On Golden Hour, every layer, every nuanced sound is a brick on a wall inside Musgraves’ head. From the random statements shot in the second verse of “Slow Burn” to the outpouring of conflicting emotions on “Lonely Weekend,” it feels like the dialogues come from the inquietude one feels when happy. Most of them happen in her consciousness, like the kind of revelations you have while… high. Musgraves opens the record with two songs about being okay with the slow development of a new relationship. Her reveries only materialize on “Butterflies,” a song so romantic that it would melt even the most skeptical. “I was just coastin’, never really goin’ anywhere,” she starts with that lovely twang of hers. From the downbeat in the first second of the song to the infectious piano and banjo chords, it’s a bit cloying (“you give me butterflies”) but irresistible.
Golden Hour glides through country music without letting go of its omnipresent pop aspirations. Musgraves gives an innovative approach to her original genre, but the disruption is concealed, at times peaking through cracks on the borderline cloying romanticism of Golden Hour.
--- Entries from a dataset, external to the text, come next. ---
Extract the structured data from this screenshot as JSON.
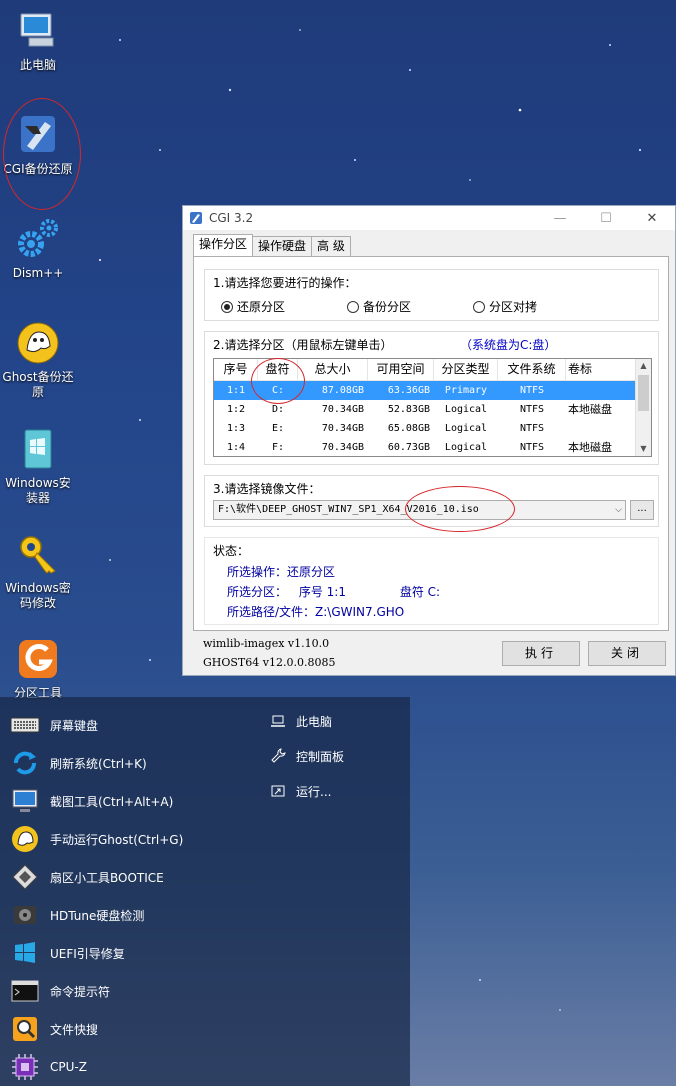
{
  "desktop_icons": [
    {
      "id": "this-pc",
      "label": "此电脑"
    },
    {
      "id": "cgi",
      "label": "CGI备份还原"
    },
    {
      "id": "dism",
      "label": "Dism++"
    },
    {
      "id": "ghost",
      "label": "Ghost备份还原"
    },
    {
      "id": "win-installer",
      "label": "Windows安装器"
    },
    {
      "id": "win-password",
      "label": "Windows密码修改"
    },
    {
      "id": "partition-tool",
      "label": "分区工具"
    }
  ],
  "window": {
    "title": "CGI 3.2",
    "tabs": [
      "操作分区",
      "操作硬盘",
      "高 级"
    ],
    "section1": {
      "title": "1.请选择您要进行的操作：",
      "options": [
        "还原分区",
        "备份分区",
        "分区对拷"
      ],
      "selected": "还原分区"
    },
    "section2": {
      "title": "2.请选择分区（用鼠标左键单击）",
      "note": "（系统盘为C:盘）",
      "columns": [
        "序号",
        "盘符",
        "总大小",
        "可用空间",
        "分区类型",
        "文件系统",
        "卷标"
      ],
      "rows": [
        [
          "1:1",
          "C:",
          "87.08GB",
          "63.36GB",
          "Primary",
          "NTFS",
          ""
        ],
        [
          "1:2",
          "D:",
          "70.34GB",
          "52.83GB",
          "Logical",
          "NTFS",
          "本地磁盘"
        ],
        [
          "1:3",
          "E:",
          "70.34GB",
          "65.08GB",
          "Logical",
          "NTFS",
          ""
        ],
        [
          "1:4",
          "F:",
          "70.34GB",
          "60.73GB",
          "Logical",
          "NTFS",
          "本地磁盘"
        ]
      ],
      "selected_row": 0
    },
    "section3": {
      "title": "3.请选择镜像文件：",
      "image_path": "F:\\软件\\DEEP_GHOST_WIN7_SP1_X64_V2016_10.iso",
      "browse_label": "..."
    },
    "status": {
      "title": "状态：",
      "operation": "所选操作：还原分区",
      "partition_label": "所选分区：",
      "partition_index": "序号 1:1",
      "partition_drive": "盘符 C:",
      "path": "所选路径/文件：Z:\\GWIN7.GHO"
    },
    "versions": [
      "wimlib-imagex v1.10.0",
      "GHOST64 v12.0.0.8085"
    ],
    "buttons": {
      "execute": "执行",
      "close": "关闭"
    }
  },
  "start_menu": {
    "left_items": [
      {
        "icon": "keyboard-icon",
        "label": "屏幕键盘"
      },
      {
        "icon": "refresh-icon",
        "label": "刷新系统(Ctrl+K)"
      },
      {
        "icon": "monitor-icon",
        "label": "截图工具(Ctrl+Alt+A)"
      },
      {
        "icon": "ghost-icon",
        "label": "手动运行Ghost(Ctrl+G)"
      },
      {
        "icon": "bootice-icon",
        "label": "扇区小工具BOOTICE"
      },
      {
        "icon": "hdtune-icon",
        "label": "HDTune硬盘检测"
      },
      {
        "icon": "uefi-icon",
        "label": "UEFI引导修复"
      },
      {
        "icon": "terminal-icon",
        "label": "命令提示符"
      },
      {
        "icon": "search-icon",
        "label": "文件快搜"
      },
      {
        "icon": "cpu-icon",
        "label": "CPU-Z"
      }
    ],
    "right_items": [
      {
        "icon": "laptop-icon",
        "label": "此电脑"
      },
      {
        "icon": "wrench-icon",
        "label": "控制面板"
      },
      {
        "icon": "run-icon",
        "label": "运行..."
      }
    ]
  }
}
The tiny acts of defiance against the idea of what country music should sound like are better developed on her 2021’s tragic, poppier album star-crossed, but they can be found on Golden Hour in smaller portions: the vocoder effect on the vocals of “Oh, What a World” and “Space Cowboy,” the and pulsating disco beats of “High Horse,” the synth-pop shimmer of “Velvet Elvis.” These are enough to distinguish Musgraves within the country genre and attract people who otherwise wouldn’t listen to a country album.
Not much time passed between Musgraves’ sophomore album, Pageant Material, and its Grammy-Award-winning follow-up Golden Hour. But by the time the album came out in 2018, the market was already in a crescent demand of new songs at light speed, new artists surging from every corner of the internet, TikTok’s influence on the charts giving its first baby steps. But Golden Hour is unlike anything that came out that year: hopeful and direct songwriting, clear concept and tone, highly sticky glossy melodies, soothing arrangements, and Musgraves’ voice… her sweet, soothing voice. Golden Hour is such a successful collection of beautiful things that all songs have the potential to become a new favorite every time you listen to the album.